The speaker too, for a curious interloper, is highly respectful of the flora and fauna she encounters, as well as quick to avoid the old poetic traps of pathetic fallacy and anthropomorphism, used by many writers on the subject of nature. In ‘Remembering the Winds He Walked In’:

all of them together, as one massive
shoulder of force, he is propelled
skyward. He thinks this is how
a bird would feel – but he’d be wrong.

In this collection, the short poem is Robinson’s metier and on the rare occasion a longer poem is attempted, like those in The Finders of London, the result is less immediate and effective. ‘An Endless Tale’ juxtaposes a walk in the woods with a mundane job in a previous life in a shoe-shop.

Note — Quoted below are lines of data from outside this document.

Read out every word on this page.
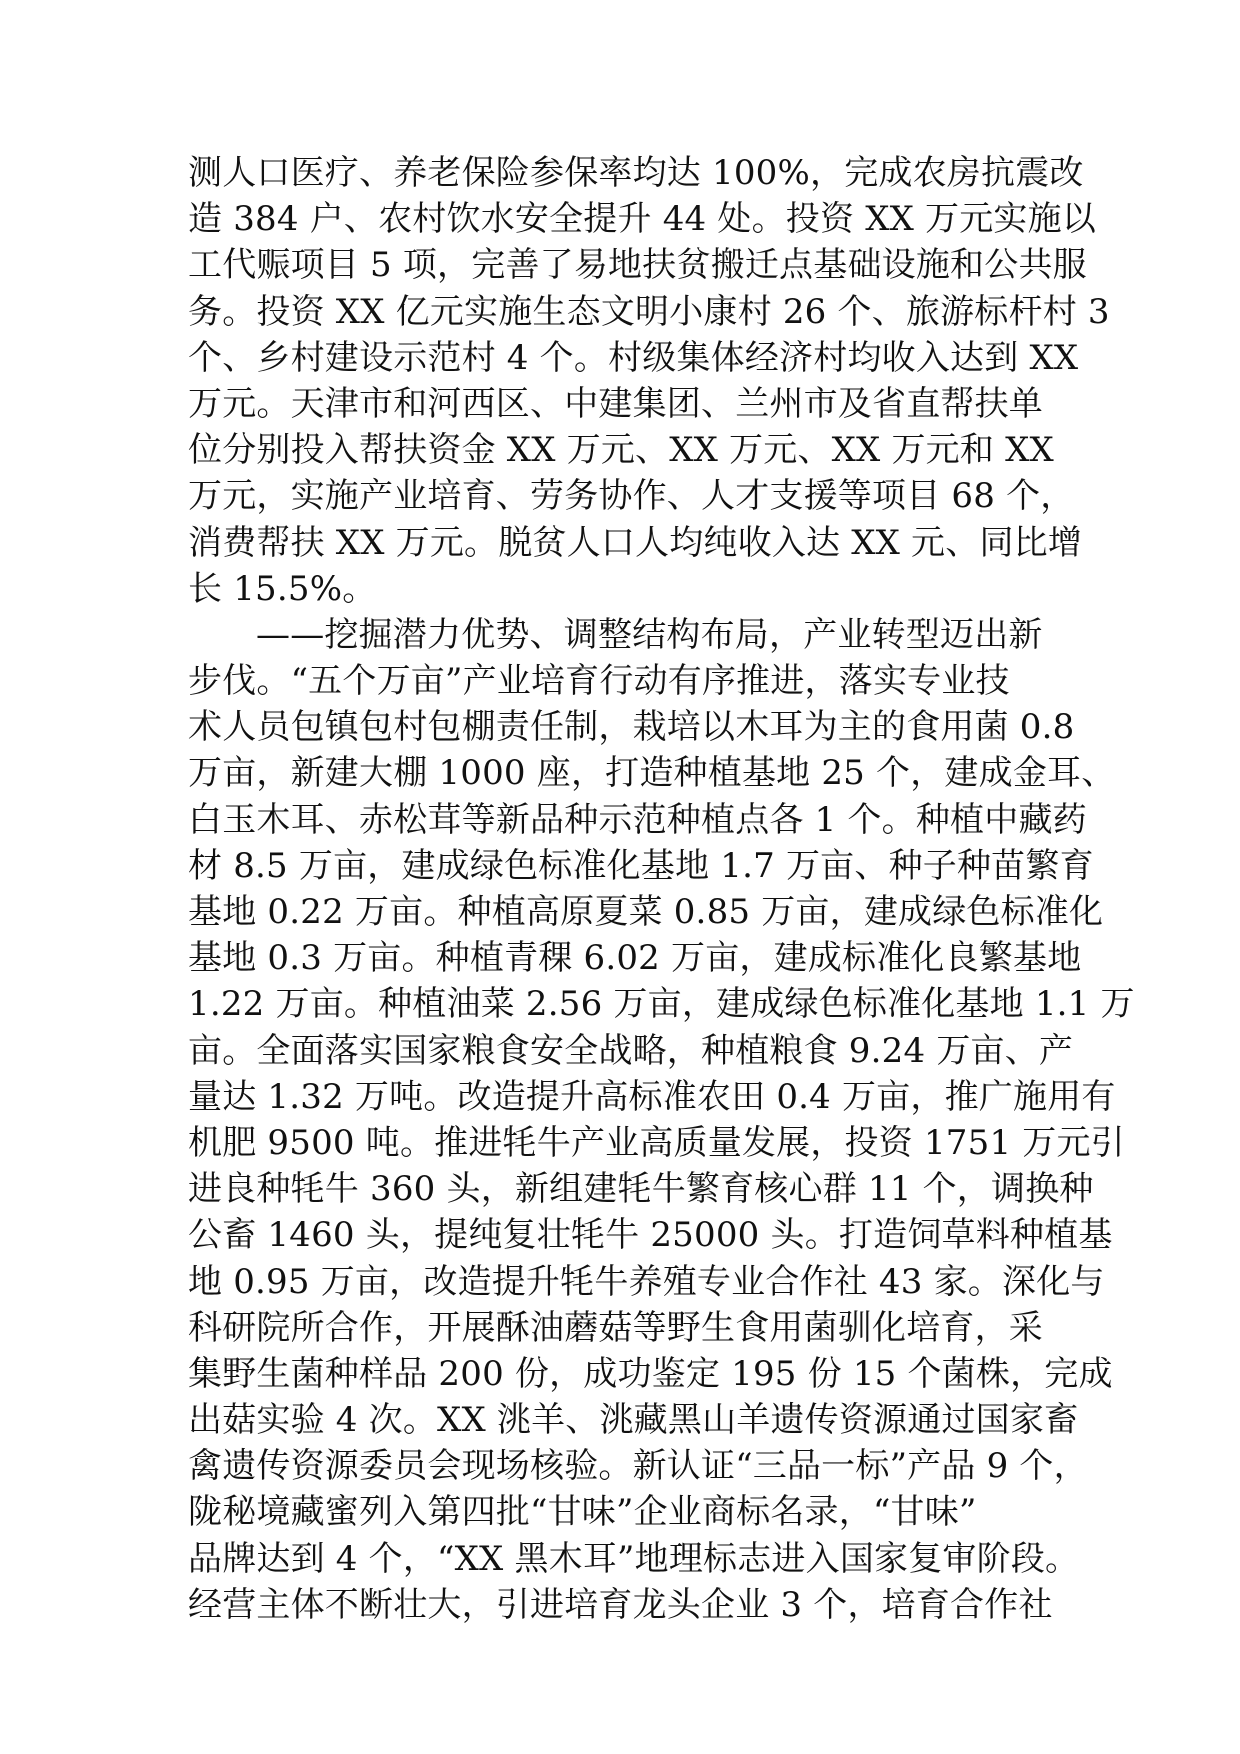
测人口医疗、养老保险参保率均达 100%，完成农房抗震改
造 384 户、农村饮水安全提升 44 处。投资 XX 万元实施以
工代赈项目 5 项，完善了易地扶贫搬迁点基础设施和公共服
务。投资 XX 亿元实施生态文明小康村 26 个、旅游标杆村 3
个、乡村建设示范村 4 个。村级集体经济村均收入达到 XX
万元。天津市和河西区、中建集团、兰州市及省直帮扶单
位分别投入帮扶资金 XX 万元、XX 万元、XX 万元和 XX
万元，实施产业培育、劳务协作、人才支援等项目 68 个，
消费帮扶 XX 万元。脱贫人口人均纯收入达 XX 元、同比增
长 15.5%。
——挖掘潜力优势、调整结构布局，产业转型迈出新
步伐。“五个万亩”产业培育行动有序推进，落实专业技
术人员包镇包村包棚责任制，栽培以木耳为主的食用菌 0.8
万亩，新建大棚 1000 座，打造种植基地 25 个，建成金耳、
白玉木耳、赤松茸等新品种示范种植点各 1 个。种植中藏药
材 8.5 万亩，建成绿色标准化基地 1.7 万亩、种子种苗繁育
基地 0.22 万亩。种植高原夏菜 0.85 万亩，建成绿色标准化
基地 0.3 万亩。种植青稞 6.02 万亩，建成标准化良繁基地
1.22 万亩。种植油菜 2.56 万亩，建成绿色标准化基地 1.1 万
亩。全面落实国家粮食安全战略，种植粮食 9.24 万亩、产
量达 1.32 万吨。改造提升高标准农田 0.4 万亩，推广施用有
机肥 9500 吨。推进牦牛产业高质量发展，投资 1751 万元引
进良种牦牛 360 头，新组建牦牛繁育核心群 11 个，调换种
公畜 1460 头，提纯复壮牦牛 25000 头。打造饲草料种植基
地 0.95 万亩，改造提升牦牛养殖专业合作社 43 家。深化与
科研院所合作，开展酥油蘑菇等野生食用菌驯化培育，采
集野生菌种样品 200 份，成功鉴定 195 份 15 个菌株，完成
出菇实验 4 次。XX 洮羊、洮藏黑山羊遗传资源通过国家畜
禽遗传资源委员会现场核验。新认证“三品一标”产品 9 个，
陇秘境藏蜜列入第四批“甘味”企业商标名录，“甘味”
品牌达到 4 个，“XX 黑木耳”地理标志进入国家复审阶段。
经营主体不断壮大，引进培育龙头企业 3 个，培育合作社
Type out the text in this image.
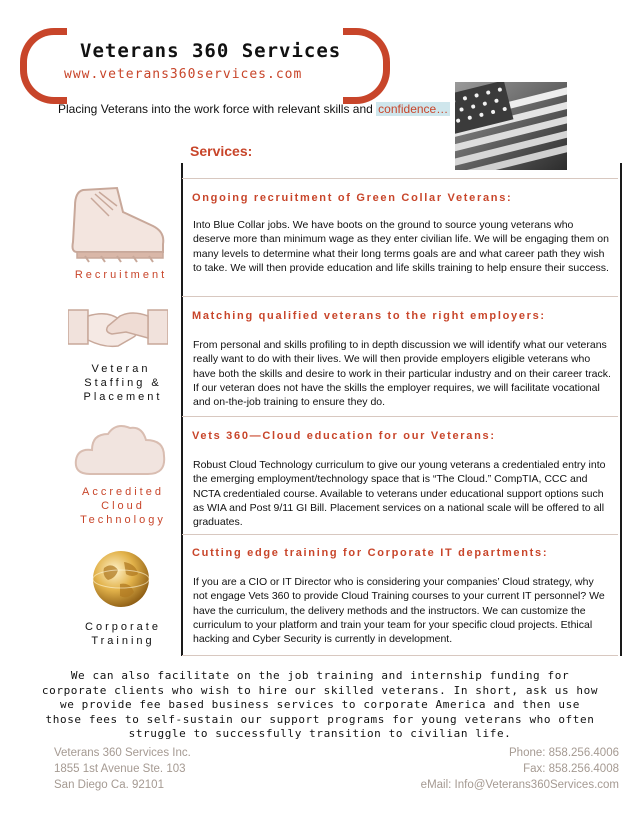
Veterans 360 Services
www.veterans360services.com
Placing Veterans into the work force with relevant skills and confidence…
Services:
Ongoing recruitment of Green Collar Veterans:
Into Blue Collar jobs. We have boots on the ground to source young veterans who deserve more than minimum wage as they enter civilian life. We will be engaging them on many levels to determine what their long terms goals are and what career path they wish to take. We will then provide education and life skills training to help ensure their success.
Matching qualified veterans to the right employers:
From personal and skills profiling to in depth discussion we will identify what our veterans really want to do with their lives. We will then provide employers eligible veterans who have both the skills and desire to work in their particular industry and on their career track. If our veteran does not have the skills the employer requires, we will facilitate vocational and on-the-job training to ensure they do.
Vets 360—Cloud education for our Veterans:
Robust Cloud Technology curriculum to give our young veterans a credentialed entry into the emerging employment/technology space that is “The Cloud.” CompTIA, CCC and NCTA credentialed course. Available to veterans under educational support options such as WIA and Post 9/11 GI Bill. Placement services on a national scale will be offered to all graduates.
Cutting edge training for Corporate IT departments:
If you are a CIO or IT Director who is considering your companies’ Cloud strategy, why not engage Vets 360 to provide Cloud Training courses to your current IT personnel? We have the curriculum, the delivery methods and the instructors. We can customize the curriculum to your platform and train your team for your specific cloud projects. Ethical hacking and Cyber Security is currently in development.
Recruitment
Veteran
Staffing &
Placement
Accredited
Cloud
Technology
Corporate
Training
We can also facilitate on the job training and internship funding for corporate clients who wish to hire our skilled veterans. In short, ask us how we provide fee based business services to corporate America and then use those fees to self-sustain our support programs for young veterans who often struggle to successfully transition to civilian life.
Veterans 360 Services Inc.
1855 1st Avenue Ste. 103
San Diego Ca. 92101
Phone: 858.256.4006
Fax: 858.256.4008
eMail: Info@Veterans360Services.com
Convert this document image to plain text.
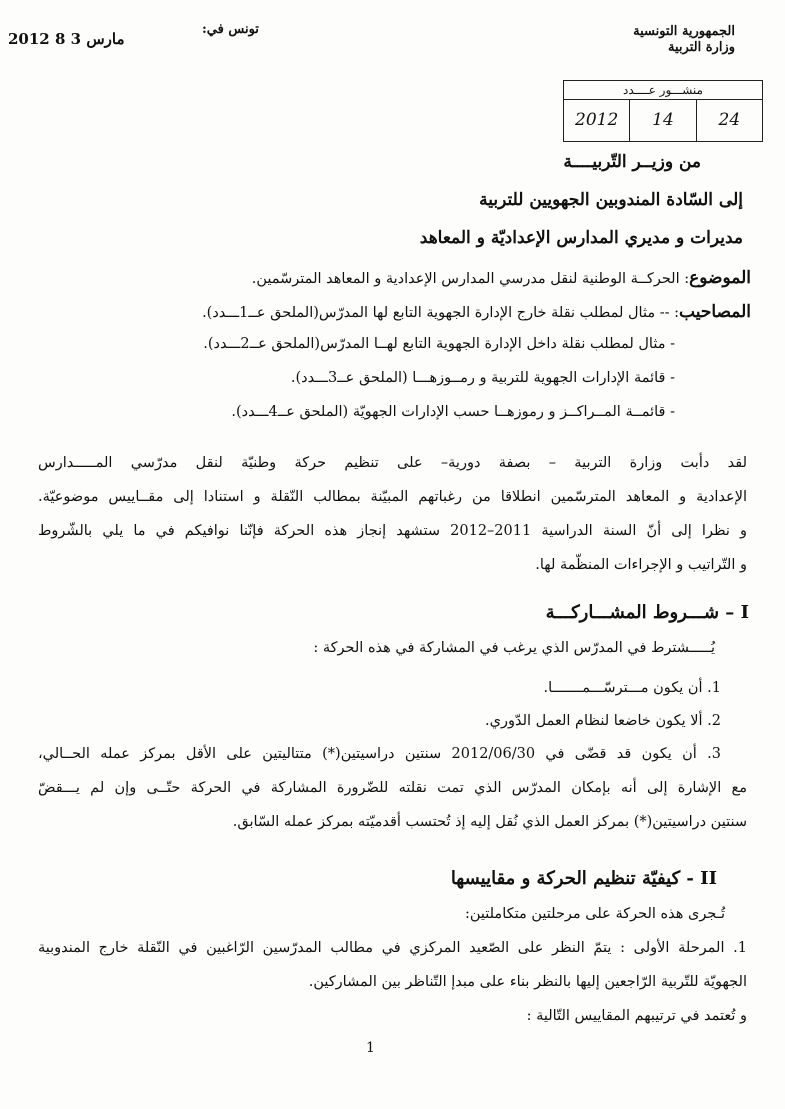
2012 مارس 3 8
تونس في:	الجمهورية التونسية
وزارة التربية
منشـــور عــــدد
2012	14	24
من وزيــر التّربيــــة
إلى السّادة المندوبين الجهويين للتربية
مديرات و مديري المدارس الإعداديّة و المعاهد
الموضوع: الحركــة الوطنية لنقل مدرسي المدارس الإعدادية و المعاهد المترسّمين.
المصاحيب: -- مثال لمطلب نقلة خارج الإدارة الجهوية التابع لها المدرّس(الملحق عــ1ـــدد).
- مثال لمطلب نقلة داخل الإدارة الجهوية التابع لهــا المدرّس(الملحق عــ2ـــدد).
- قائمة الإدارات الجهوية للتربية و رمــوزهـــا (الملحق عــ3ـــدد).
- قائمــة المــراكــز و رموزهــا حسب الإدارات الجهويّة (الملحق عــ4ـــدد).
لقد دأبت وزارة التربية – بصفة دورية– على تنظيم حركة وطنيّة لنقل مدرّسي المـــــدارس
الإعدادية و المعاهد المترسّمين انطلاقا من رغباتهم المبيّنة بمطالب النّقلة و استنادا إلى مقــاييس موضوعيّة.
و نظرا إلى أنّ السنة الدراسية 2011–2012 ستشهد إنجاز هذه الحركة فإنّنا نوافيكم في ما يلي بالشّروط
و التّراتيب و الإجراءات المنظّمة لها.
I – شـــروط المشـــاركـــة
يُـــــشترط في المدرّس الذي يرغب في المشاركة في هذه الحركة :
1. أن يكون مـــترسّـــمـــــــا.
2. ألا يكون خاضعا لنظام العمل الدّوري.
3. أن يكون قد قضّى في 2012/06/30 سنتين دراسيتين(*) متتاليتين على الأقل بمركز عمله الحــالي،
مع الإشارة إلى أنه بإمكان المدرّس الذي تمت نقلته للضّرورة المشاركة في الحركة حتّــى وإن لم يـــقضّ
سنتين دراسيتين(*) بمركز العمل الذي نُقل إليه إذ تُحتسب أقدميّته بمركز عمله السّابق.
II - كيفيّة تنظيم الحركة و مقاييسها
تُـجرى هذه الحركة على مرحلتين متكاملتين:
1. المرحلة الأولى : يتمّ النظر على الصّعيد المركزي في مطالب المدرّسين الرّاغبين في النّقلة خارج المندوبية
الجهويّة للتّربية الرّاجعين إليها بالنظر بناء على مبدإ التّناظر بين المشاركين.
و تُعتمد في ترتيبهم المقاييس التّالية :
1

The poem works well around this contrast but is perhaps dulled somewhat by a slightly portentous ending:

I have banged my head on the rocks. The light
is dazzling – everything around me in sharp
focus, the way it was the day Mum died.
Am I dead? Is this the white tunnel you walk
down to the light? Is this Pale Death?

All that said, the speaker does not entirely embrace the woods, the sequence ends with a return to old haunts and belongings. The old brown chair is restored in ‘Resurrecting the Chair’:

We’re in the living room, on the Marsh.
This chair needs a sacrifice, something
to keep it sure in its purpose. I wrap,
in a linen cloth, a small book of stories.
On the cover is a wood, a woodsman,
in between the trees, a small dirty girl;
we place it in the seat and web it in.

Finally we are presented with a liminal blurring of both worlds, the wilderness and the domestic coming together in the form of a trapped butterfly that has managed to get into a locked house.  In these poems, Arcadian and civic motifs are brought together in a way that reminds me somewhat of the life’s work of artist/poet Ian Hamilton Finlay and here, in ‘Magic Follows Only the Few’, the poet finally gives in to nature, instead of trying to control it within words:

At first when
I open the window, it seems reluctant
to fly, but then catching the breeze,
is off, into the yard, faster
than you could whisper Into the Forest.

.

Richie McCaffery is the author of two pamphlets (Spinning Plates from HappenStance Press and the 2014 Callum Macdonald Memorial prize runner up, Ballast Flint) and the recently published collection Cairn from Nine Arches Press. He is a PhD candidate at The University of Glasgow’s Scottish Literature Department and has written reviews for a number of publications, such as The Warwick Review, Northwords Now, Elsewhere, Sabotage, Sphinx and The Edinburgh Review.